Entenda por que o IDH do Brasil subiu pouco

Análise

Injunções políticas do governo e da oposição estão desvirtuando o fundamental debate sobre o último relatório anual do Programa das Nações Unidas para o Desenvolvimento (PNUD), que apontou avanço para lá de modesto do Brasil no Índice de Desenvolvimento Humano (IDH). O índice brasileiro passou de 0,699 na edição de 2010 para 0,718 na deste ano.

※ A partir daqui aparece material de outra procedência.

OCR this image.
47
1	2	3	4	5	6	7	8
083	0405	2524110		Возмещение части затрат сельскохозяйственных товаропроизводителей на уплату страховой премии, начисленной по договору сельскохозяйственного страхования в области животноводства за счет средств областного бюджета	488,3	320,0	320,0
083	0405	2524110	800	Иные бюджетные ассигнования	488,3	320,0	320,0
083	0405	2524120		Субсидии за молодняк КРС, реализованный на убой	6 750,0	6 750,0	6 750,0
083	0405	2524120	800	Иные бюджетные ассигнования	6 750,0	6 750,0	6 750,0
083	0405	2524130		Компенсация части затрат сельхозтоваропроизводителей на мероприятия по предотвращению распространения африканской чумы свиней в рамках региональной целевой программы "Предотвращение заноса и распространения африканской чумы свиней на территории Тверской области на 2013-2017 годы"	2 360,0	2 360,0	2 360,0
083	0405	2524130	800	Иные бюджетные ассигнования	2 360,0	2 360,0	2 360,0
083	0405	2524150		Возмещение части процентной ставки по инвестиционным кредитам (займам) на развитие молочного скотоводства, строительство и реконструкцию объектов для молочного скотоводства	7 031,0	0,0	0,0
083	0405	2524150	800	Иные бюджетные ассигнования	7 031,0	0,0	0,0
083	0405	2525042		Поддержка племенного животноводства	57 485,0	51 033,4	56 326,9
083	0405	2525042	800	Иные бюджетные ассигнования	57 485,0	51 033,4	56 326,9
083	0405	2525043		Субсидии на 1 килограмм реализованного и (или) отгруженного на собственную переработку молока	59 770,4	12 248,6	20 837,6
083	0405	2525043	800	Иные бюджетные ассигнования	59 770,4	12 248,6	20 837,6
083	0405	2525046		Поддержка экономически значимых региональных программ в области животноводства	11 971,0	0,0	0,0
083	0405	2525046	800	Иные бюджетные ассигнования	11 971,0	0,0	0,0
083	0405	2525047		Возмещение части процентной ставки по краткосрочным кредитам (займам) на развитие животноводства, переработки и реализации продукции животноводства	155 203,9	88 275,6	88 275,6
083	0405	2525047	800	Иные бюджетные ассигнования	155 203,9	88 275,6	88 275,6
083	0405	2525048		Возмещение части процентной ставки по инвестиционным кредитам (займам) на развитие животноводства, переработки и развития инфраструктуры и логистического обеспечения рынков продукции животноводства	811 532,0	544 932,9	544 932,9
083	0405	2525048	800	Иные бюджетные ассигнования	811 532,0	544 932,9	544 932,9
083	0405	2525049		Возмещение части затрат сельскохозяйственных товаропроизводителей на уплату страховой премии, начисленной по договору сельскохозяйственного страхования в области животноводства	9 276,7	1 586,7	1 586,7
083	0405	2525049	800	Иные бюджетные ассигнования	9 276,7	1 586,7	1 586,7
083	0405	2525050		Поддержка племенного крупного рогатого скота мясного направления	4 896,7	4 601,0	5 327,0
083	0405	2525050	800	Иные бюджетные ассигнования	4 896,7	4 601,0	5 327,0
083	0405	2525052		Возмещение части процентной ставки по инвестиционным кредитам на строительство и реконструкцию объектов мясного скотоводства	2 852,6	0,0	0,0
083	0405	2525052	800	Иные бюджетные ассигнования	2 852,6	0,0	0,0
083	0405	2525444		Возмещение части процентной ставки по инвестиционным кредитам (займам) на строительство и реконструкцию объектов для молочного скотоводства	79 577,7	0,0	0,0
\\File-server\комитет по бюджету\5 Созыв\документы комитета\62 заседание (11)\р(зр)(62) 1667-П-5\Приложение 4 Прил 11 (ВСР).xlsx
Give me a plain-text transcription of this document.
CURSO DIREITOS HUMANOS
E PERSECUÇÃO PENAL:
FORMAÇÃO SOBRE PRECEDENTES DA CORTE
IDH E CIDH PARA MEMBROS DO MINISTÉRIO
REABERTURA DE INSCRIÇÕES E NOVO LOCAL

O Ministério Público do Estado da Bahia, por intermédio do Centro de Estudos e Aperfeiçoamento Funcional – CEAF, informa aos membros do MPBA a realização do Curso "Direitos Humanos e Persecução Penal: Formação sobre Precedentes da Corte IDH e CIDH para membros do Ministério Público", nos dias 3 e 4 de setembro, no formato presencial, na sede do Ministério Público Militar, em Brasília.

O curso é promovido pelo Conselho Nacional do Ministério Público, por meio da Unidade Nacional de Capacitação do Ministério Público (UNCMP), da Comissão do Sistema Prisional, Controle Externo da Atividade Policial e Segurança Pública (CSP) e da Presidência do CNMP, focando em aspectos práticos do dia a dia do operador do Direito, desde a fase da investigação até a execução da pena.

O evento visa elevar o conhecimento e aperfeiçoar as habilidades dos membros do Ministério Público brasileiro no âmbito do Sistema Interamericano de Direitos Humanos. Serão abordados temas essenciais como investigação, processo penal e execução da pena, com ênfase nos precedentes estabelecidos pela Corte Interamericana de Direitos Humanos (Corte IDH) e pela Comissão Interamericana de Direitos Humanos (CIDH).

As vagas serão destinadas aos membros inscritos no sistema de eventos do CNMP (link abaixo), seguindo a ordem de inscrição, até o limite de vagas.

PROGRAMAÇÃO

Apesar da melhora percentual de quase 3% no índice, que não é nada má – bastando considerar que, a continuar melhorando nesse ritmo, em uma década o país chegará ao seleto grupo de países de desenvolvimento humano “muito alto” –, o novo índice coloca o Brasil como 84º país com melhor qualidade de vida, quando, em 2010, apareceu como o 73º país.

A oposição federal se assanhou e saiu alardeando dados distorcidos, informando exatamente que o país teria caído no ranking dos países com melhor qualidade de vida sem contextualizar a informação. Já do lado governista, quem saiu a campo foi o ex-presidente Lula, que a mídia afirma que teria ficado “irado” com a posição em que o Brasil apareceu no relatório da ONU.

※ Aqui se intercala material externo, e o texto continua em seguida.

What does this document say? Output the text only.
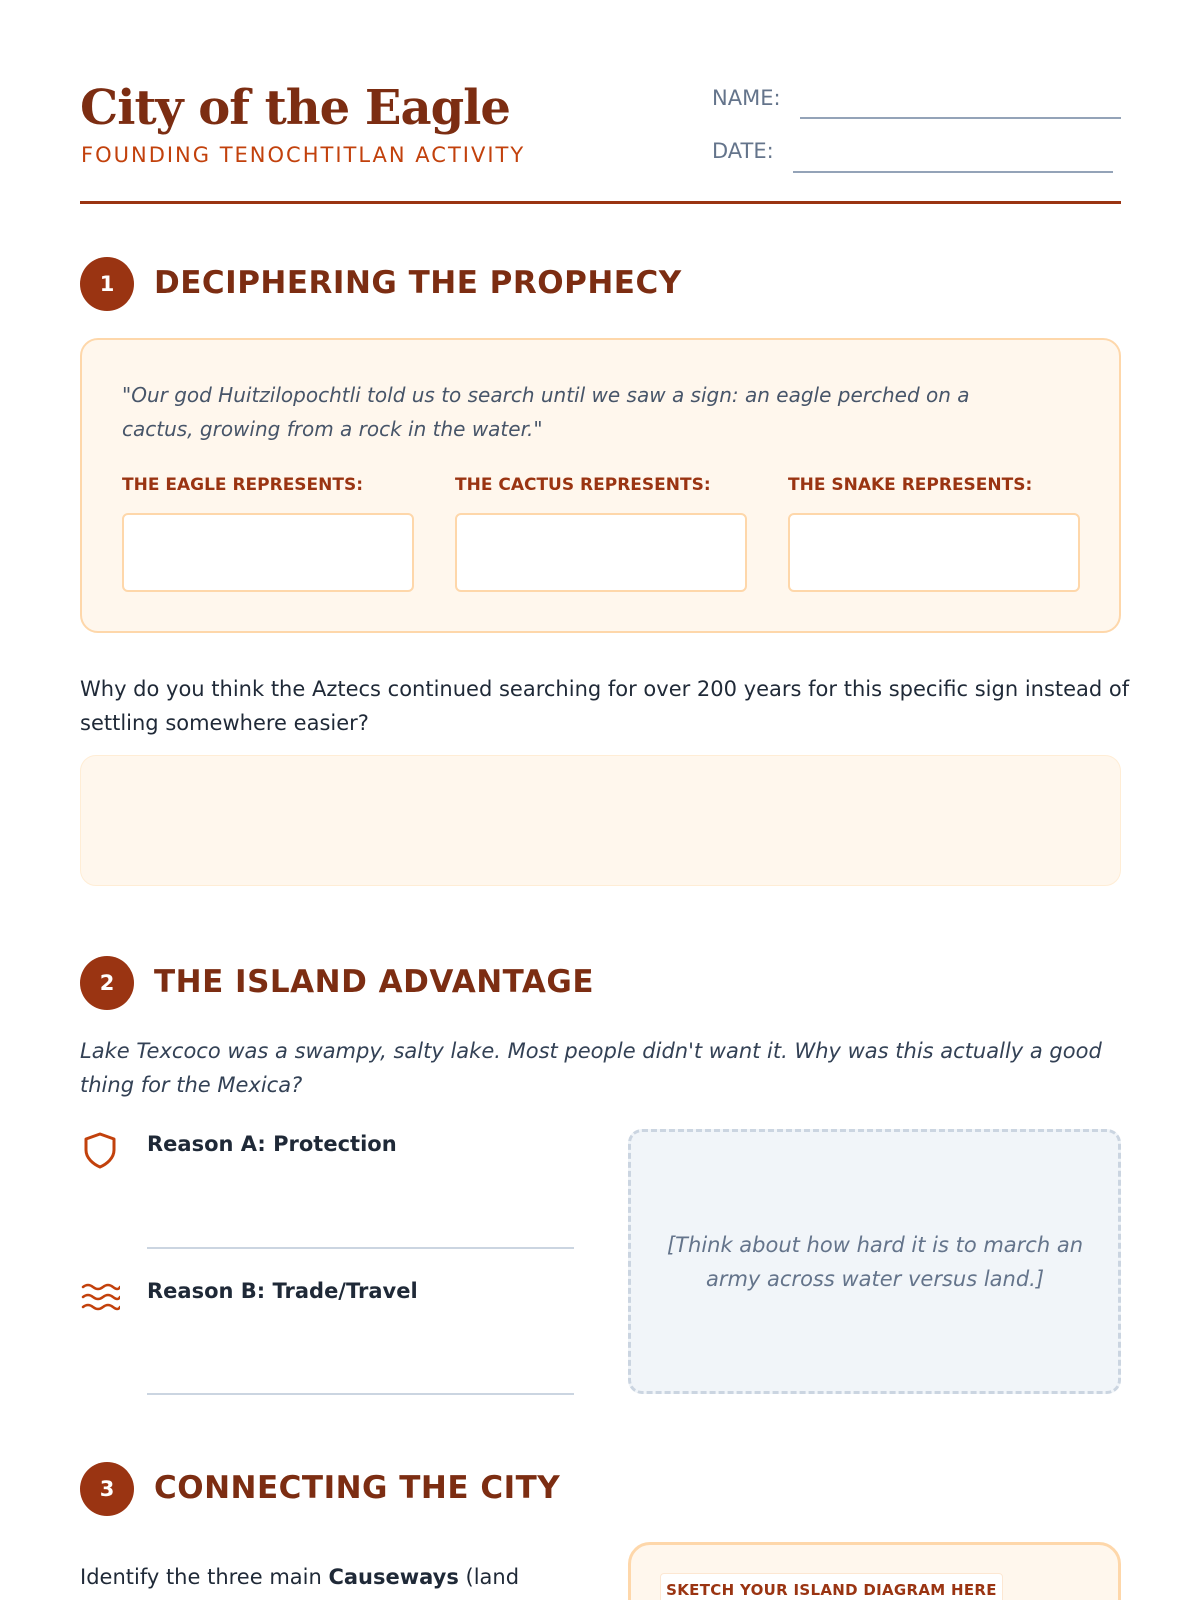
City of the Eagle
FOUNDING TENOCHTITLAN ACTIVITY
NAME:
DATE:
1	DECIPHERING THE PROPHECY
"Our god Huitzilopochtli told us to search until we saw a sign: an eagle perched on a cactus, growing from a rock in the water."
THE EAGLE REPRESENTS:	THE CACTUS REPRESENTS:	THE SNAKE REPRESENTS:
Why do you think the Aztecs continued searching for over 200 years for this specific sign instead of settling somewhere easier?
2	THE ISLAND ADVANTAGE
Lake Texcoco was a swampy, salty lake. Most people didn't want it. Why was this actually a good thing for the Mexica?
Reason A: Protection
Reason B: Trade/Travel
[Think about how hard it is to march an army across water versus land.]
3	CONNECTING THE CITY
Identify the three main Causeways (land
SKETCH YOUR ISLAND DIAGRAM HERE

Teremos que tratar essa questão de forma desapaixonada caso queiramos entender o que está acontecendo de verdade com o nosso país. Para muitos, a questão se mostra “chata” devido ao emaranhado de índices e variáveis que precisam de análise muito apurada para dizerem alguma coisa,  mas sugiro que o leitor empreste bastante atenção a este texto.

Comecemos pela queixa de Lula, da qual decorreu a da ministra do Desenvolvimento Social, Tereza Campello, que disse ontem que “O resultado do Brasil no Índice de Desenvolvimento Humano (IDH) 2011 não reflete os avanços mais recentes do País em saúde, educação e transferência de renda”. Já a queixa da oposição é a de que nosso IDH teria “caído” da 73ª posição para a 84ª.

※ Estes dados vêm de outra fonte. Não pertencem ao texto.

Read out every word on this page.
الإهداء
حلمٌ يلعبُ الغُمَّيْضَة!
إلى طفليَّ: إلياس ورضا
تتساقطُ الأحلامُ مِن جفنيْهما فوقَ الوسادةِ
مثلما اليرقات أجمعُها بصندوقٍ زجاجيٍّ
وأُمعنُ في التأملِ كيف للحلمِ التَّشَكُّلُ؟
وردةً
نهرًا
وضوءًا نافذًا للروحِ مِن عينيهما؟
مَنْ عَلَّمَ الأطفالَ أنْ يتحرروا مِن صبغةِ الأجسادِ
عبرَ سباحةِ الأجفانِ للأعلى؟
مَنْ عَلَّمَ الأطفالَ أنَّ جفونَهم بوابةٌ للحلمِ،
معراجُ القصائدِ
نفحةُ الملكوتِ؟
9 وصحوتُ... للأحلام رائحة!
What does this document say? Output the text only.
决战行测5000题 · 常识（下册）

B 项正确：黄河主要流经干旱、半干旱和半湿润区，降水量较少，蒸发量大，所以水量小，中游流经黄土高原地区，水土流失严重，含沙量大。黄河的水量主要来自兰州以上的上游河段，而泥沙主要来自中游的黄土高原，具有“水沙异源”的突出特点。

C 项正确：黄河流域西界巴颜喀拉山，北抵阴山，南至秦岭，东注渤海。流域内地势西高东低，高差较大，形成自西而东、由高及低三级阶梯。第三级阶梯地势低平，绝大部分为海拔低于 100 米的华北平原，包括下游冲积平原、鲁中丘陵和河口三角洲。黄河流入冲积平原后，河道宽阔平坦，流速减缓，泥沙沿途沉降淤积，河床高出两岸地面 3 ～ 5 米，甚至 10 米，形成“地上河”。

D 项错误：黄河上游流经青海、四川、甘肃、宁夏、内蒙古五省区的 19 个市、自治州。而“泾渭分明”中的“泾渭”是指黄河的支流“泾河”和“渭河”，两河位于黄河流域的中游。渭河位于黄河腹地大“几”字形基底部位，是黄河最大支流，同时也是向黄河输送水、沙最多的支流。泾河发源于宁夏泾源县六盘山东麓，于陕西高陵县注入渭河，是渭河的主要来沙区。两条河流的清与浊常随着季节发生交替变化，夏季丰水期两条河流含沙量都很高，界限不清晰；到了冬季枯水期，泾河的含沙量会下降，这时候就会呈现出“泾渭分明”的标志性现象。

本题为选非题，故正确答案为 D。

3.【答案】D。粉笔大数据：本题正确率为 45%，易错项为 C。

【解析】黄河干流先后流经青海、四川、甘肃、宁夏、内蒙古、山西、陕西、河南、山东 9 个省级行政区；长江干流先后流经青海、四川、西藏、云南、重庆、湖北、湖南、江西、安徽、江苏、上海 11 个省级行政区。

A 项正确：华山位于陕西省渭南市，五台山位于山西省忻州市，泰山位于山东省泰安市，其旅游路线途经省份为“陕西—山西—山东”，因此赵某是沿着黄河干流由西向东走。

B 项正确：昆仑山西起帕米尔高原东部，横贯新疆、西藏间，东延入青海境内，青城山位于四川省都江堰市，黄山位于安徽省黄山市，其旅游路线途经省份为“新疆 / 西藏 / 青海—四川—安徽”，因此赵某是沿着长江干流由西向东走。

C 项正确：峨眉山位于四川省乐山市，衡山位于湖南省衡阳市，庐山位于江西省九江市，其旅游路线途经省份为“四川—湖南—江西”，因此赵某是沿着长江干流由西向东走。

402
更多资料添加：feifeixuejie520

Tanto um lado como o outro desconsideram mudanças não só como a que ocorreu no cálculo do índice em 2010, mas ao longo da década. Avaliemos as posições de um lado e do outro.

Em primeiro lugar, a 73ª posição do ano passado, pela nova metodologia do PNUD (usada no relatório deste ano), seria 85ª e não 73ª. Há uma horda de militantes oposicionistas divulgando essa distorção. Mas, desta vez, a imprensa informou corretamente os dados e não fez muito carnaval sobre a estagnação do Brasil no ranking do desenvolvimento humano.

Contudo, a reclamação do governo Brasileiro, em última instância, apesar de ter um certo fundamento – a de que o PNUD continua usando dados ultrapassados (de 2006 ou 2004, há controvérsias) sobre saúde, educação, expectativa de vida, distribuição de renda e nível de pobreza –, não procede inteiramente.

Não está provado que a ONU só usa dados ultrapassados do Brasil. A informação oficial é a de que tampouco houve atualização de dados dos outros países ranqueados no relatório 2011. O que o governo faz, com sinal trocado, é o mesmo que fez o colunista da Folha de São Paulo Clóvis Rossi quando foi divulgada forte melhora do país no índice de Gini, que mede a desigualdade de renda.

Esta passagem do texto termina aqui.